I fell in love with the original Persephone myth around the age of eleven, likely because it was the only story I had encountered in which a single mother was raising a daughter, which mirrored my own upbringing. It captivated me. The task I set for myself, to consider it anew as an adult writer and scholar is a challenge, as is the idea of writing about the character Hades. In the myth, Hades is a vital force, the Keeper of the Realm of the Dead, and he is also, quite clearly, a possible rapist of his niece Kore/later re-named Persephone. I am trying to honour the myth as a profound esoteric meditation on death and interconnectivity and ecology, and I am committed to also honouring it as a proto-feminist critique of misogyny and violence against women. And so, in this poem, Hades “a very important man” as we might hear said of him in our era of #Me-Too, is also a figure who wildly abuses power. Without “explaining away” the poem (or pretending that a poet can fully understand her own work!), I can say that I wrote this poem to try to encounter the complexity of his character without letting “an important man” off of ethical accountability. Essentially, he was a character, a Keeper of Death who sought to own and control a young girl who, herself, was also formidably powerful as a force of life, eros, fertility, harvest. In this manuscript I imagine her not as just a person, or a character, or a goddess, but also as a force of poetry, “poiesis.” I think of poetry (a sense of it borrowed from the poet Paul Celan), as a force that never arrives or understands or limits or controls, as a “going towards” in humility, towards the other.
What poetic techniques did you use in this poem? How much attention do you pay to form and metre?
My work is often termed “experimental” and nevertheless, I do engage conventional poetic forms such as rhyme and metre if I understand that a particular poem’s inquiry requires these structures in its music and its “thinking.”
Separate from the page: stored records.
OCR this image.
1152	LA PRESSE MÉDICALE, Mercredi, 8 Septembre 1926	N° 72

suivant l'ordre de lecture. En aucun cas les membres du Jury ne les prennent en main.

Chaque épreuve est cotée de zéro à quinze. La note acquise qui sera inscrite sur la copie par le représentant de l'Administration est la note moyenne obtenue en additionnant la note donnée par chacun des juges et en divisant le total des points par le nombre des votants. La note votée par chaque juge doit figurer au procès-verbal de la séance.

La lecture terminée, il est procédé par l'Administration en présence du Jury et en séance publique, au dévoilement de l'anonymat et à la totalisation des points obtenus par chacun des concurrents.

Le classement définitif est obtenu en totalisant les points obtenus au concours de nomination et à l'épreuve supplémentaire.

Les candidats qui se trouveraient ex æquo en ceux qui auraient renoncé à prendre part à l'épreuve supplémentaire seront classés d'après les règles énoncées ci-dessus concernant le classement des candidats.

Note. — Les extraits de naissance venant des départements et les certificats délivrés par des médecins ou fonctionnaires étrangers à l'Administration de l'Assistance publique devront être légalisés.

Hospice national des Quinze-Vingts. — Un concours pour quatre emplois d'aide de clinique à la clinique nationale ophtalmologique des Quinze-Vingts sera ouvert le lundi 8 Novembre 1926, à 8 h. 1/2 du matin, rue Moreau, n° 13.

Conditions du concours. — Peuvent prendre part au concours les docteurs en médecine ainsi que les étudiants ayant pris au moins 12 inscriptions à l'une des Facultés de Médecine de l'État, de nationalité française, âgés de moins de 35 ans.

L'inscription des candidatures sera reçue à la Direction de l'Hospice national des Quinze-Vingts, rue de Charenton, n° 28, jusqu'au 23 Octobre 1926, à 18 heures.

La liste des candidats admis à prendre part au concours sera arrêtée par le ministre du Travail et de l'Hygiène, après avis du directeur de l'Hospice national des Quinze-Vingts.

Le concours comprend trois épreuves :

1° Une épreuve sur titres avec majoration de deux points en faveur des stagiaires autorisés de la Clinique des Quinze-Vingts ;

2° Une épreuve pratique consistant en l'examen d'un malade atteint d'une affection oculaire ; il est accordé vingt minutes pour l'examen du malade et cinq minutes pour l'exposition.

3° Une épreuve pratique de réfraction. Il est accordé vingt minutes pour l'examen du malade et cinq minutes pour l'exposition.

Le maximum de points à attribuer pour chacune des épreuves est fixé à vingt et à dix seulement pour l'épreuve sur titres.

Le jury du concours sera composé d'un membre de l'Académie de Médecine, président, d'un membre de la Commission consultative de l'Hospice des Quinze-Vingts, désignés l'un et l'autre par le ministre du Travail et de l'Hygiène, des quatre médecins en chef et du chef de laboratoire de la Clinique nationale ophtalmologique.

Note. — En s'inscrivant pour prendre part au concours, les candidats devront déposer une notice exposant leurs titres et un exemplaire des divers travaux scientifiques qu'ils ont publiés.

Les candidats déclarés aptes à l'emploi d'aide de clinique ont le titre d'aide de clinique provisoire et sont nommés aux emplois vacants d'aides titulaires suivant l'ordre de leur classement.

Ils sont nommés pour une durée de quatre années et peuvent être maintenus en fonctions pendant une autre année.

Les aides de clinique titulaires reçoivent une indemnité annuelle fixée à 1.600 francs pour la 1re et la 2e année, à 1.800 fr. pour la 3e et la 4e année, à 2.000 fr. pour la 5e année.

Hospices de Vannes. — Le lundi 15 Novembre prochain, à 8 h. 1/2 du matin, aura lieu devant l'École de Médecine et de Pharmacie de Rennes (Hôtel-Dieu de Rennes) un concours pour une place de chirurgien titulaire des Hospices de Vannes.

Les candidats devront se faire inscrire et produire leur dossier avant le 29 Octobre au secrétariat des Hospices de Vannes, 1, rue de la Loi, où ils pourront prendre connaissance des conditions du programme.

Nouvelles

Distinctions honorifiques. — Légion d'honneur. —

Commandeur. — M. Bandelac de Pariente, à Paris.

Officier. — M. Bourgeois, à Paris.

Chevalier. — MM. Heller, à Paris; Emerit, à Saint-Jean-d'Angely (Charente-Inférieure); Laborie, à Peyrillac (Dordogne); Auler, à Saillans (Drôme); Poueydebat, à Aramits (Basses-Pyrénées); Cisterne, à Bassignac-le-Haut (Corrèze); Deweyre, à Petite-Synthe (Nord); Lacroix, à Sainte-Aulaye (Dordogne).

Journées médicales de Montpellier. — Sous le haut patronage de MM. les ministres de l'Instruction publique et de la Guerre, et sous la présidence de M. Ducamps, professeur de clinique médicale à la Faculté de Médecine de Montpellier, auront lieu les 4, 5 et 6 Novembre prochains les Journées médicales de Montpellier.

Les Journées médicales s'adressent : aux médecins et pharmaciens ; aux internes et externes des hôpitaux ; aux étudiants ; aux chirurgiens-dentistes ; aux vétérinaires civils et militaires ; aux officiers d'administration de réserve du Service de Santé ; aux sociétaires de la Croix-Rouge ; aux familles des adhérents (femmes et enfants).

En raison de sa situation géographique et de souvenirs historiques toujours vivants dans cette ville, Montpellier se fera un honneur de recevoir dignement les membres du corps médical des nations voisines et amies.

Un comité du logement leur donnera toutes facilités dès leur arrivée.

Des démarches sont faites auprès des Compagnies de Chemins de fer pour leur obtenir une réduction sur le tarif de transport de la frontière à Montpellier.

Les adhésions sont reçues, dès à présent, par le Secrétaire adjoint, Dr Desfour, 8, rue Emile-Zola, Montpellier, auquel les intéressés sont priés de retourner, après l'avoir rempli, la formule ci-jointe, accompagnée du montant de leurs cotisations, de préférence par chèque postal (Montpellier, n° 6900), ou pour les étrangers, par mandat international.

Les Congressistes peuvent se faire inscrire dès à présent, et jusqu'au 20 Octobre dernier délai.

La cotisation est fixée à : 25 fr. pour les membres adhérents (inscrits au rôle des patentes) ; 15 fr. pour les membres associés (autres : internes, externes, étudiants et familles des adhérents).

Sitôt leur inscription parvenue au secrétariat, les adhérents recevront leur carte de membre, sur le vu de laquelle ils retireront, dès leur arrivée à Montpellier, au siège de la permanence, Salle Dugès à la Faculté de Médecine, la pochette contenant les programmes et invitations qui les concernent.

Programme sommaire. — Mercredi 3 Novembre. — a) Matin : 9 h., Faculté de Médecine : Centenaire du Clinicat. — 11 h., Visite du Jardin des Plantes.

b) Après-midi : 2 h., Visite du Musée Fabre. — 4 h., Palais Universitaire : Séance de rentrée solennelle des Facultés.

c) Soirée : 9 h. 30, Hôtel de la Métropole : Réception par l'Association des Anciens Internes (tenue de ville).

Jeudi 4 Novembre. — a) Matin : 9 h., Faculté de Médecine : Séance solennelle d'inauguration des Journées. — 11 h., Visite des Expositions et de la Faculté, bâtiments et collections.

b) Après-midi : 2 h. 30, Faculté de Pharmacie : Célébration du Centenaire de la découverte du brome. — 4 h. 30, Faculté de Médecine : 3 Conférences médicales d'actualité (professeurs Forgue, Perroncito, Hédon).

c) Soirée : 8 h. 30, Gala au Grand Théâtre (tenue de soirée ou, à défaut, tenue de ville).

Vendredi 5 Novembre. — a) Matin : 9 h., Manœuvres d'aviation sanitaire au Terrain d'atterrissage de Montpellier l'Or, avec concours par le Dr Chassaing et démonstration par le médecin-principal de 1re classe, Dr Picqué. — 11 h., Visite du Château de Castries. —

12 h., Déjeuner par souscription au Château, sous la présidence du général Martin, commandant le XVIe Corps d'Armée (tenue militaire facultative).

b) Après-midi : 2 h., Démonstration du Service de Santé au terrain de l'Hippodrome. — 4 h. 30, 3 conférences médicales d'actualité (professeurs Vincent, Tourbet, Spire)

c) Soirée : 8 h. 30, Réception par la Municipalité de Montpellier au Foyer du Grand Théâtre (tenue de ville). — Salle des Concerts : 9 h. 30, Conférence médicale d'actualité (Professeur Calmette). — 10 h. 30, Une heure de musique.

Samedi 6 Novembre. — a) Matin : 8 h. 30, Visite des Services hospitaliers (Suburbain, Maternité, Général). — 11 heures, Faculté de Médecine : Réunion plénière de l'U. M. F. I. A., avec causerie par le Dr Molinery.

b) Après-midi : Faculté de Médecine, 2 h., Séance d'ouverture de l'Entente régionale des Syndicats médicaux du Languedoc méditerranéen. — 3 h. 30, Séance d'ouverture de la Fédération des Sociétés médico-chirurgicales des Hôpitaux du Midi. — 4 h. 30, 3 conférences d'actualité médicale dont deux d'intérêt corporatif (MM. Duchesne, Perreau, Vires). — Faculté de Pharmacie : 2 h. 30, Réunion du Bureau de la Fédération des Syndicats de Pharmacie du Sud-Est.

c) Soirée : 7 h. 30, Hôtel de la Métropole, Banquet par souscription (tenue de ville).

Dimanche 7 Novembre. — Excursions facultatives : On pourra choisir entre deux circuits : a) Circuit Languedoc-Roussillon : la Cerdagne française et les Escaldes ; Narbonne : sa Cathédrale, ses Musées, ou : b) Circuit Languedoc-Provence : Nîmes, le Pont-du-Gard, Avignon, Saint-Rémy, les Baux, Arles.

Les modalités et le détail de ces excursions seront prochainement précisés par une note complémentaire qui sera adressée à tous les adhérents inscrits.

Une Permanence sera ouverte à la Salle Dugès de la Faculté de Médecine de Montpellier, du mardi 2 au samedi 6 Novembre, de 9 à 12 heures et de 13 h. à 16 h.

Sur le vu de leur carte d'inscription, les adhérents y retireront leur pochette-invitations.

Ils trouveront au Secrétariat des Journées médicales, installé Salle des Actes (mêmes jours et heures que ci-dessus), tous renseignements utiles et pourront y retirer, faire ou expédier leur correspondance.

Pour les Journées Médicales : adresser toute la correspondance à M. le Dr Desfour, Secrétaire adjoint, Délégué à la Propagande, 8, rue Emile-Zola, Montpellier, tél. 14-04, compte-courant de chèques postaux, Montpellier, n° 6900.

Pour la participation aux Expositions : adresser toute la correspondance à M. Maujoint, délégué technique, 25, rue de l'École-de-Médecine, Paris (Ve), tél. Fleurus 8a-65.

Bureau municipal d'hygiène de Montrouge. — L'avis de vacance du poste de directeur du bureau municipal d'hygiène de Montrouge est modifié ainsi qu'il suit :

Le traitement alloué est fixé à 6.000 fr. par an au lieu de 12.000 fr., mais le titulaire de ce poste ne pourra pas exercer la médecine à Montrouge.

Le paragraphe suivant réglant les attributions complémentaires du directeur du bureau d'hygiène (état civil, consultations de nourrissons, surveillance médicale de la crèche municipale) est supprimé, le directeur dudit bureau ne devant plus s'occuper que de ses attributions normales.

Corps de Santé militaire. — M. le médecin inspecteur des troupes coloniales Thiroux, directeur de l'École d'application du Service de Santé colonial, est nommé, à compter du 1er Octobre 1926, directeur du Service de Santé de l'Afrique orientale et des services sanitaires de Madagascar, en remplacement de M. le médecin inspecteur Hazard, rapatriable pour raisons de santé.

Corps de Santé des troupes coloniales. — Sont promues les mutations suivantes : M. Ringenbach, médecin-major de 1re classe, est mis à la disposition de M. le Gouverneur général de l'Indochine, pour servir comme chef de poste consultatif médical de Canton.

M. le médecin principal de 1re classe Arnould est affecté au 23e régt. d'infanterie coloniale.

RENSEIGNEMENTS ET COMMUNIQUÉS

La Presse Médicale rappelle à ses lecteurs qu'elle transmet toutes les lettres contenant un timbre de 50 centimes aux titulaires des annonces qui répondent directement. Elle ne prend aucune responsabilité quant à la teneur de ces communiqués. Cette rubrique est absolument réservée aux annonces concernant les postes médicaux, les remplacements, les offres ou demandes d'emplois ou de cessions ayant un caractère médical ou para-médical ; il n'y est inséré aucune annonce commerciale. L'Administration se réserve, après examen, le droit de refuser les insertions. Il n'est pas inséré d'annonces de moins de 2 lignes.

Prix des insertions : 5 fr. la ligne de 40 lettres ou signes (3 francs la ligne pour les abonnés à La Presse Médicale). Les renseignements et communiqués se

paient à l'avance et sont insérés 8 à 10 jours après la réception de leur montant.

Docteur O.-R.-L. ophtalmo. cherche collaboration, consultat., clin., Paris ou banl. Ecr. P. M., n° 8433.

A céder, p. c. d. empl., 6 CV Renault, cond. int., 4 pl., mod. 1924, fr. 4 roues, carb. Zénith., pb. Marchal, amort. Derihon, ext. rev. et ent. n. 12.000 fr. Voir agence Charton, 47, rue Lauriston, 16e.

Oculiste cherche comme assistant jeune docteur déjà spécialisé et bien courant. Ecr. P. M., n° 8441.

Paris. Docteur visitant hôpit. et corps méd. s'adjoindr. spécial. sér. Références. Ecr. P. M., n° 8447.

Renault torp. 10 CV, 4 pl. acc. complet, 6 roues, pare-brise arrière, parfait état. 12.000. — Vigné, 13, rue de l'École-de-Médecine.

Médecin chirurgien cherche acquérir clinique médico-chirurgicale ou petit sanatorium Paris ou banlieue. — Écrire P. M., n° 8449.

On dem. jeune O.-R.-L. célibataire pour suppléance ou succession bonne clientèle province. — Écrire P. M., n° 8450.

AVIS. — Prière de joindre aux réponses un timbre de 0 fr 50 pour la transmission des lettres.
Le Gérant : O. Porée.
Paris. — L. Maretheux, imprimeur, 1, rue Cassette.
When I do import traditional forms (rhyme, metre, sonnet structures, blank verse etc.) I do give myself a rule: that I employ these historical literary habits—which are so steeped in politics, power, ideology—in a critical fashion. I mean to say that if I use them, I must also work to criticize the exclusivity of their historical origins and formation.
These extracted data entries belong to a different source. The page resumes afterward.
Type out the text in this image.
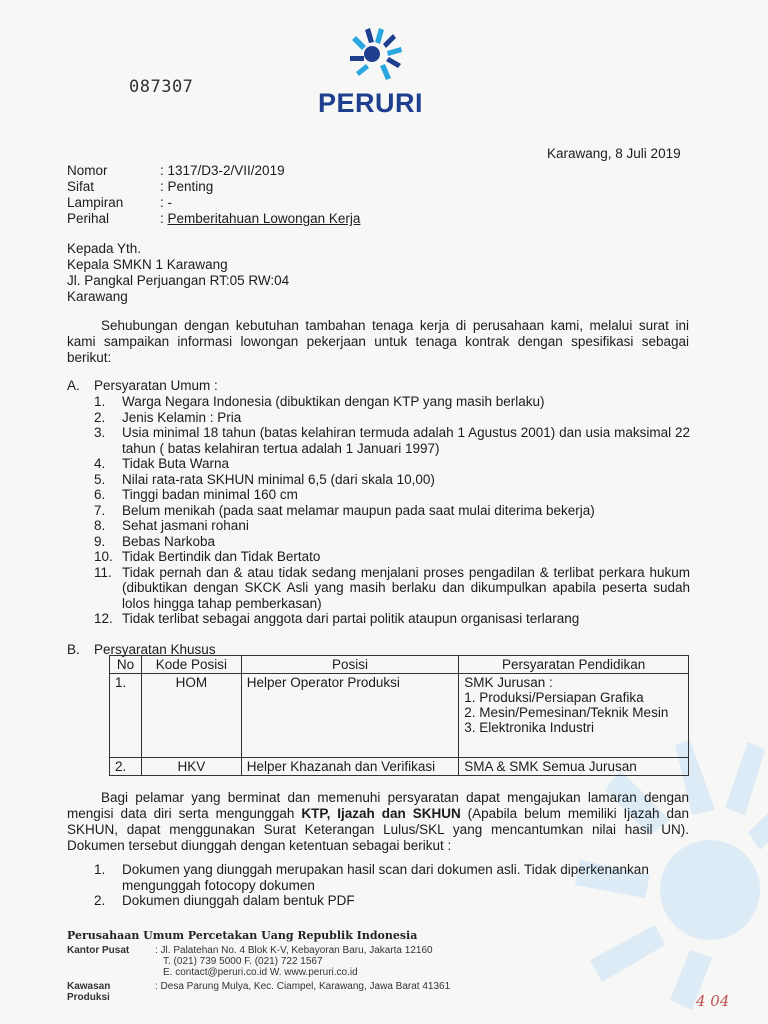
087307
PERURI
Karawang, 8 Juli 2019
Nomor	: 1317/D3-2/VII/2019
Sifat	: Penting
Lampiran	: -
Perihal	: Pemberitahuan Lowongan Kerja
Kepada Yth.
Kepala SMKN 1 Karawang
Jl. Pangkal Perjuangan RT:05 RW:04
Karawang
Sehubungan dengan kebutuhan tambahan tenaga kerja di perusahaan kami, melalui surat ini kami sampaikan informasi lowongan pekerjaan untuk tenaga kontrak dengan spesifikasi sebagai berikut:
A. Persyaratan Umum :
1.	Warga Negara Indonesia (dibuktikan dengan KTP yang masih berlaku)
2.	Jenis Kelamin : Pria
3.	Usia minimal 18 tahun (batas kelahiran termuda adalah 1 Agustus 2001) dan usia maksimal 22 tahun ( batas kelahiran tertua adalah 1 Januari 1997)
4.	Tidak Buta Warna
5.	Nilai rata-rata SKHUN minimal 6,5 (dari skala 10,00)
6.	Tinggi badan minimal 160 cm
7.	Belum menikah (pada saat melamar maupun pada saat mulai diterima bekerja)
8.	Sehat jasmani rohani
9.	Bebas Narkoba
10. Tidak Bertindik dan Tidak Bertato
11. Tidak pernah dan & atau tidak sedang menjalani proses pengadilan & terlibat perkara hukum (dibuktikan dengan SKCK Asli yang masih berlaku dan dikumpulkan apabila peserta sudah lolos hingga tahap pemberkasan)
12. Tidak terlibat sebagai anggota dari partai politik ataupun organisasi terlarang
B. Persyaratan Khusus
No	Kode Posisi	Posisi	Persyaratan Pendidikan
1.	HOM	Helper Operator Produksi	SMK Jurusan :
1. Produksi/Persiapan Grafika
2. Mesin/Pemesinan/Teknik Mesin
3. Elektronika Industri

2.	HKV	Helper Khazanah dan Verifikasi	SMA & SMK Semua Jurusan
Bagi pelamar yang berminat dan memenuhi persyaratan dapat mengajukan lamaran dengan mengisi data diri serta mengunggah KTP, Ijazah dan SKHUN (Apabila belum memiliki Ijazah dan SKHUN, dapat menggunakan Surat Keterangan Lulus/SKL yang mencantumkan nilai hasil UN). Dokumen tersebut diunggah dengan ketentuan sebagai berikut :
1.	Dokumen yang diunggah merupakan hasil scan dari dokumen asli. Tidak diperkenankan mengunggah fotocopy dokumen
2.	Dokumen diunggah dalam bentuk PDF
Perusahaan Umum Percetakan Uang Republik Indonesia
Kantor Pusat	: Jl. Palatehan No. 4 Blok K-V, Kebayoran Baru, Jakarta 12160
T. (021) 739 5000 F. (021) 722 1567
E. contact@peruri.co.id W. www.peruri.co.id
Kawasan Produksi
: Desa Parung Mulya, Kec. Ciampel, Karawang, Jawa Barat 41361
4 04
In this specific poem, I understood that blank verse (unrhymed iambic pentameter) as its central metre was what was required. Both the poem and the manuscript interrogate, and try to imagine, to “language” beyond colonial and patriarchal power structures and uses of language. By extension, this poem is framed within that traditional metrical shape while trying to critique that belief system internally, conceptually, ethically, “poetically.”